The student team of nine competed in April against 31 schools from across the country, including third-place Georgia Tech, second-place University of Colorado, Colorado Springs and first-place University of Texas. Team scores were made up of the top male and female climbers in each of the three disciplines of climbing—speed, sport and bouldering.
“In the speed competition you essentially have to climb a 35-foot wall as fast as you can,” says Criss, who completed the wall in 8.34 seconds, just 0.3 seconds behind the winner.
In the bouldering competition, climbers were tasked with completing three different boulder problems, with a five-minute rest between each problem. Each move is worth points, while finishing the problem earns bonus points. In the sport discipline, competitors climb a long, difficult route, earning points for the highest hold obtained, with bonus points added for finishing the entire climb.
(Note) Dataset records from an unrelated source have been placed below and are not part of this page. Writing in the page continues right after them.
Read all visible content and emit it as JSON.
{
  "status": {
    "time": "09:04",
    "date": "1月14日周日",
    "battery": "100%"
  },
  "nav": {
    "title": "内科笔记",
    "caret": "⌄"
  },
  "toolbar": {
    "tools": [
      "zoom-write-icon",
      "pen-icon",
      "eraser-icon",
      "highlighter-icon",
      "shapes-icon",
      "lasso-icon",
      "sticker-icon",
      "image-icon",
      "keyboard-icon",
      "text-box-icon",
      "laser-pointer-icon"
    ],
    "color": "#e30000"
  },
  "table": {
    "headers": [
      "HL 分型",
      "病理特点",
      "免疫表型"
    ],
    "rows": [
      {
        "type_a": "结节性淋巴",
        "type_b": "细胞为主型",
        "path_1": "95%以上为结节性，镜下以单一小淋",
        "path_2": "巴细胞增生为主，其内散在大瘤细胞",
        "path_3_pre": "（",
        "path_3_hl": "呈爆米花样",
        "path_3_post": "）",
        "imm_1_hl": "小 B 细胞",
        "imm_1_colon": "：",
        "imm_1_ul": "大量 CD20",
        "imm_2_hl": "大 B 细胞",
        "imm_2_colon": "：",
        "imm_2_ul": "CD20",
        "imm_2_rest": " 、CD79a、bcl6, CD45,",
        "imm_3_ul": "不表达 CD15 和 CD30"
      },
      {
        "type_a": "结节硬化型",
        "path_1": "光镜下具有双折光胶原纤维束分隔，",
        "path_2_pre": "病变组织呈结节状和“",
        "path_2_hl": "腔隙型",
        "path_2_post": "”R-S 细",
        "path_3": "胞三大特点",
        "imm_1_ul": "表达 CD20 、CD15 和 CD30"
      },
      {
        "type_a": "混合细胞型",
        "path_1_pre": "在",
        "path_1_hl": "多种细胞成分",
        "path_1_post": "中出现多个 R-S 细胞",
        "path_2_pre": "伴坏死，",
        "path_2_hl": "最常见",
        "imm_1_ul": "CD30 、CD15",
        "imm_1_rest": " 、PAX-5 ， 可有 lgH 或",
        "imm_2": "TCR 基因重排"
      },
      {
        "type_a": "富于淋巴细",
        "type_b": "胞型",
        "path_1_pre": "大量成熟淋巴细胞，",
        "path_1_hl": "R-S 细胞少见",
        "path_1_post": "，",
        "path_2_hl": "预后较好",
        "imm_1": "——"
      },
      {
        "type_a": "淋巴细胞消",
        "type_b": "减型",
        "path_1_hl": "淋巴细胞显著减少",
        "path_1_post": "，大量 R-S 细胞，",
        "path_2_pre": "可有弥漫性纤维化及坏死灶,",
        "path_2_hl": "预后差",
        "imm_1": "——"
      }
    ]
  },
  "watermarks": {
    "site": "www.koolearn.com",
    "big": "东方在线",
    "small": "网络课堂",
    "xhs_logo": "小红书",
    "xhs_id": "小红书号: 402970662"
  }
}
“The rock climbing team has about 22 members, while the RIT Rock Climbing Club has many more active participants and focuses on more of the recreational side of climbing,” says Seann McArdle, a wellness coordinator and adviser and coach of RIT’s Rock Climbing Club. “Whether you’re a seasoned veteran or new to the sport, we invite anyone to come down and try rock climbing.”
RIT’s indoor rock-climbing gym is located in the Interactive Adventures Red Barn on the west end of campus.
“The best part about the competitions and climbing in general is that everyone gets pumped and encourages you while you climb,” says Criss. “We put in hours and hours every week to train, but it’s worth it because we love the sport.”